So the classic study was, people in Palo Alto, California, Freedman was at Stanford at the time, they were asked to put a small sign in their window of their car or their home that said, “Please drive safely. National Driver Safety Week.” Some were asked to do so. Others of their neighbors were not asked to do that. Then a week later, somebody came to their homes and asked them to put a big sign on their lawn promoting driver safety week. Those people who put the small sign in their window were significantly more likely to put the large sign on their lawn.

“One assumption about compliance that has often been made either explicitly or implicitly is that once a person has been induced to comply with a small request he is more likely to comply with a larger demand. This is the principle that is commonly referred to as the foot-in-the-door or gradation technique”

Freedman, J. L., & Fraser, S. C. (1966). Compliance without pressure: the foot-in-the-door technique. Journal of personality and social psychology, 4(2), 195.

So persuasion is sometimes as simple as eliciting someone’s explicit commitment to do something they implicitly know is right and achievable. Our human social nature compels them to follow through in many circumstances.

Persuasion: an interview with psychologist Robert Cialdini

In the first-year critical thinking course I teach, I set the stage with a point about rhetoric: persuasion is everywhere, and awareness is the first step in thwarting undesired manipulation. So it was with great interest that I listened to the most recent 2-part episode of the Hidden Brain podcast, called simply Persuasion.
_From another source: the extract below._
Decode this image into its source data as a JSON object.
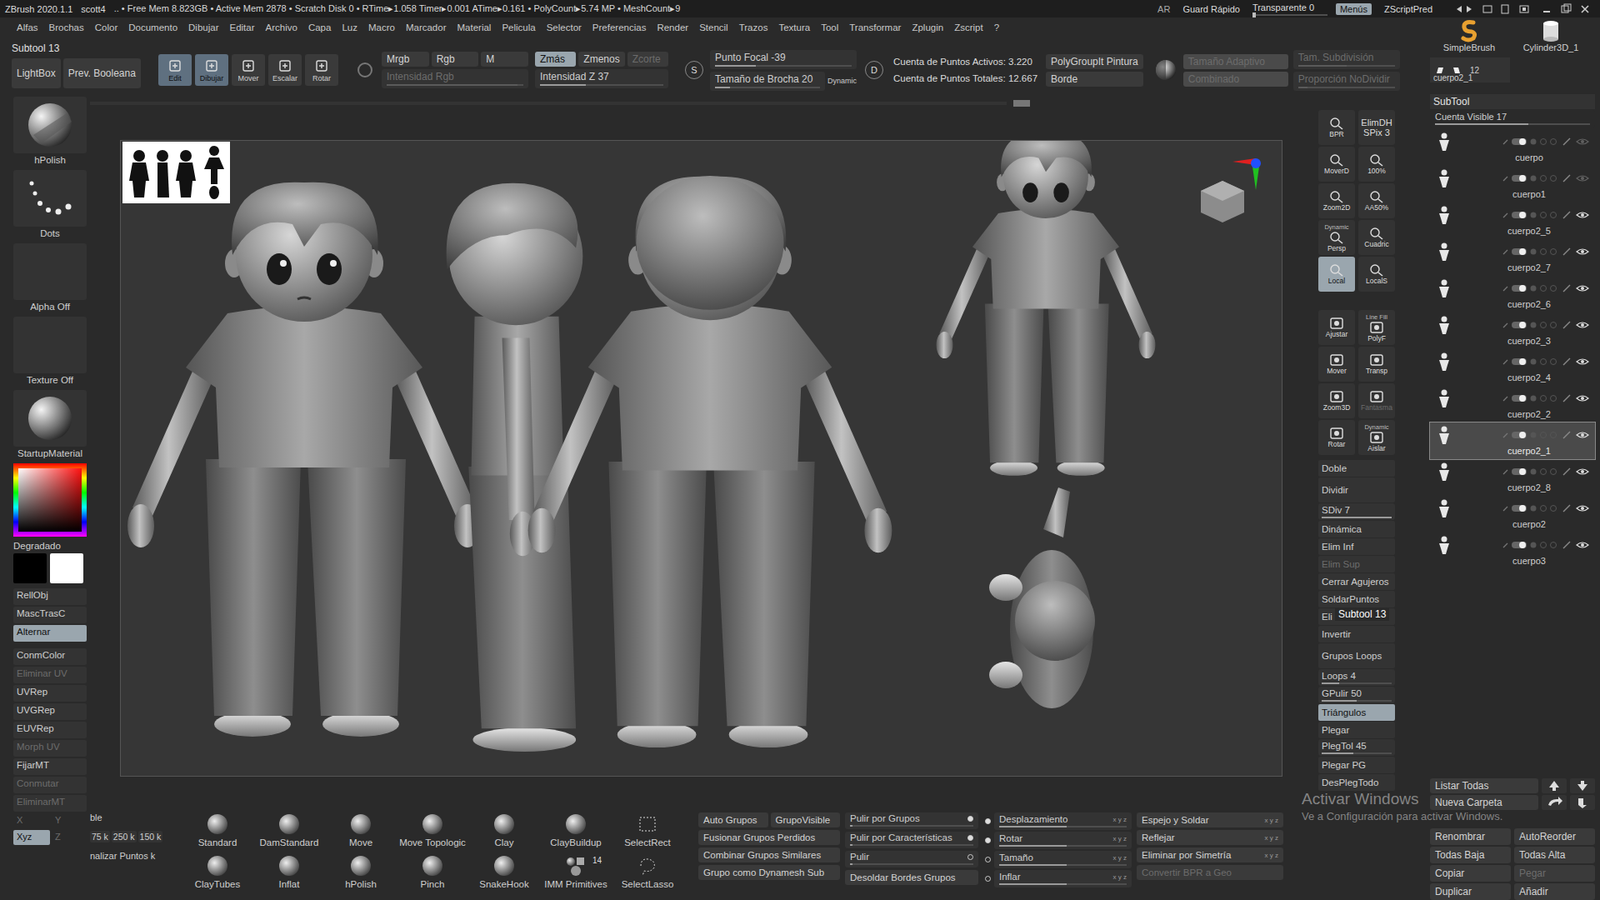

Over 98 minutes, the episodes draw on Robert Cialdini’s 45-year psychology career, which includes not just his peer-reviewed research but his years spent undercover in used car sales training sessions. His book, Influence: The Psychology of Persuasion, expanded and republished in 2021, distills the scientific research into seven principles of persuasion:

  • Reciprocation
  • Commitment and consistency
  • Social proof
  • Liking
  • Authority
  • Scarcity
  • Unity

When invoked, each principle exerts significant pressure on the people with whom we communicate. Like all strategies, these persuasive principles can be used either ethically or unscrupulously.

I am imagining using each one of these principles, one per class session, in a roughly five minute activity, to illustrate persuasion in practice.

With cue cards and props, I picture having two volunteers act out a scene, drawn from Cialdini’s book or another source, depicting the principle, and then asking the class to identify what made the scene persuasive. Importantly, I will not explain or define the principles beforehand, but allow the students to cogitate and construct the meaning for themselves.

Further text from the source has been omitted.